We would like to strongly dispute inclusion of abscess into instability. Patients vary in the presence or absence of intraspinal/paraspinal abscess and also the size of it. Surgeons in endemic areas of tuberculosis would have always have the experience of treating patients with just minimal bone involvement but huge abscesses and similarly extensive bony destruction without any abscess4. Also abscesses respond well to conservative management and complete resolution is possible with medical management5. The presence or the location or the size of the intraspinal/paraspinal abscess in no way corresponds to a bony lesion or instability and hence cannot be a determinant of instability. It is surprising that this has been included into an instability score.

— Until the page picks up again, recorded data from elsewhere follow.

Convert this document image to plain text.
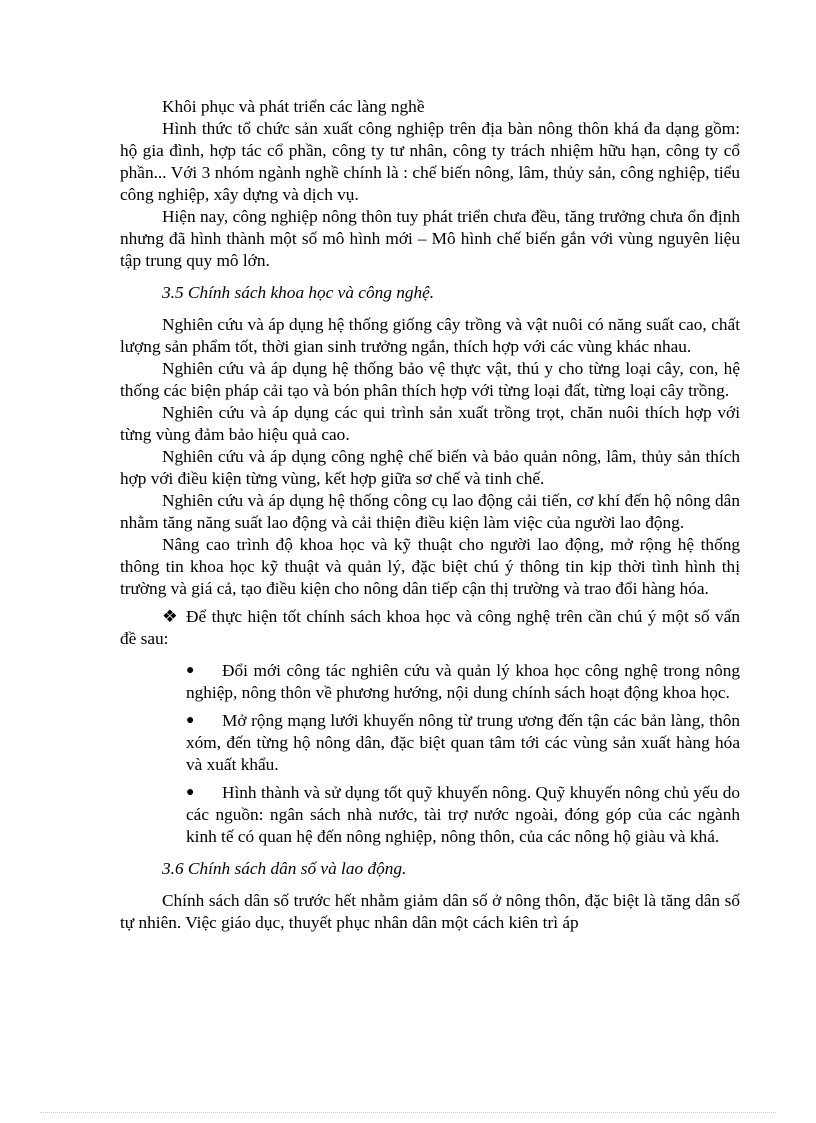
Khôi phục và phát triển các làng nghề

Hình thức tổ chức sản xuất công nghiệp trên địa bàn nông thôn khá đa dạng gồm: hộ gia đình, hợp tác cổ phần, công ty tư nhân, công ty trách nhiệm hữu hạn, công ty cổ phần... Với 3 nhóm ngành nghề chính là : chế biến nông, lâm, thủy sản, công nghiệp, tiểu công nghiệp, xây dựng và dịch vụ.

Hiện nay, công nghiệp nông thôn tuy phát triển chưa đều, tăng trưởng chưa ổn định nhưng đã hình thành một số mô hình mới – Mô hình chế biến gắn với vùng nguyên liệu tập trung quy mô lớn.

3.5 Chính sách khoa học và công nghệ.

Nghiên cứu và áp dụng hệ thống giống cây trồng và vật nuôi có năng suất cao, chất lượng sản phẩm tốt, thời gian sinh trưởng ngắn, thích hợp với các vùng khác nhau.

Nghiên cứu và áp dụng hệ thống bảo vệ thực vật, thú y cho từng loại cây, con, hệ thống các biện pháp cải tạo và bón phân thích hợp với từng loại đất, từng loại cây trồng.

Nghiên cứu và áp dụng các qui trình sản xuất trồng trọt, chăn nuôi thích hợp với từng vùng đảm bảo hiệu quả cao.

Nghiên cứu và áp dụng công nghệ chế biến và bảo quản nông, lâm, thủy sản thích hợp với điều kiện từng vùng, kết hợp giữa sơ chế và tinh chế.

Nghiên cứu và áp dụng hệ thống công cụ lao động cải tiến, cơ khí đến hộ nông dân nhằm tăng năng suất lao động và cải thiện điều kiện làm việc của người lao động.

Nâng cao trình độ khoa học và kỹ thuật cho người lao động, mở rộng hệ thống thông tin khoa học kỹ thuật và quản lý, đặc biệt chú ý thông tin kịp thời tình hình thị trường và giá cả, tạo điều kiện cho nông dân tiếp cận thị trường và trao đổi hàng hóa.

❖ Để thực hiện tốt chính sách khoa học và công nghệ trên cần chú ý một số vấn đề sau:

● Đổi mới công tác nghiên cứu và quản lý khoa học công nghệ trong nông nghiệp, nông thôn về phương hướng, nội dung chính sách hoạt động khoa học.
● Mở rộng mạng lưới khuyến nông từ trung ương đến tận các bản làng, thôn xóm, đến từng hộ nông dân, đặc biệt quan tâm tới các vùng sản xuất hàng hóa và xuất khẩu.
● Hình thành và sử dụng tốt quỹ khuyến nông. Quỹ khuyến nông chủ yếu do các nguồn: ngân sách nhà nước, tài trợ nước ngoài, đóng góp của các ngành kinh tế có quan hệ đến nông nghiệp, nông thôn, của các nông hộ giàu và khá.

3.6 Chính sách dân số và lao động.

Chính sách dân số trước hết nhằm giảm dân số ở nông thôn, đặc biệt là tăng dân số tự nhiên. Việc giáo dục, thuyết phục nhân dân một cách kiên trì áp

INVOLVEMENT OF POSTERIOR SPINAL ELEMENTS

We agree completely that involvement of facet joints is an important element in determining instability. Spinal tuberculosis is, however, mainly an anterior disease and actual involvement of posterior column or the facet joints is rare and can be found in 5%–10% of patients6. However, our concern is that the authors have described posterior column involvement only as an actual destruction by involvement of the facet joints and totally overlooked facet subluxation which is the most common form of posterior column failure in spinal tuberculosis. The common mode of instability has been well described to be an anterior column destruction followed by facet subluxation which can be sequential in severe cases leading to buckling collapse7. Radiological signs depicting this model of failure have also been well described and documented8. We consider it as an important lapse of this work to have overlooked this method of failure and only given points to actual destruction of the facet joints.

The score we feel is judgementally flawed having included many criteria which have no bearing to instability. Quite respectfully we would like to submit that this score is overestimating instability and thus may not be the best way to be followed for assessing instability.

References 1. Rajasekaran S, Shanmugasundaram TK, Prabhakar R, et al. Tuberculous lesions of the lumbosacral region. A 15-year follow-up of patients treated by ambulant chemotherapy. Spine (Phila Pa 1976). 1998;23:1163–1167. 2. Gupta SK, Mohindra S, Sharma BS, et al. Tuberculosis of the craniovertebral junction: is surgery necessary? Neurosurgery. 2006;58:1144–1150; discussion 1144–1150. 3. Goel A. Tuberculosis of craniovertebral junction: role of facets in pathogenesis and treatment. J Craniovertebr Junction Spine. 2016;7:129–130. 4. Jain AK, Sreenivasan R, Saini NS, et al. Magnetic resonance evaluation of tubercular lesion in spine. Int Orthop. 2012;36:261–269. 5. Cao G, Rao J, Cai Y, et al. Analysis of treatment and prognosis of 863 patients with spinal tuberculosis in Guizhou Province. BioMed Res Int. 2018;2018:e3265735. 6. Kumar K. Posterior spinal tuberculosis: a review. Mycobact Dis. 2017;7:1–4. 7. Rajasekaran S. Buckling collapse of the spine in childhood spinal tuberculosis. Clin Orthop Relat Res. 2007;460:86–92. 8. Rajasekaran S. The natural history of post-tubercular kyphosis in children. Radiological signs which predict late increase in deformity. J Bone Joint Surg Br. 2001;83:954–962.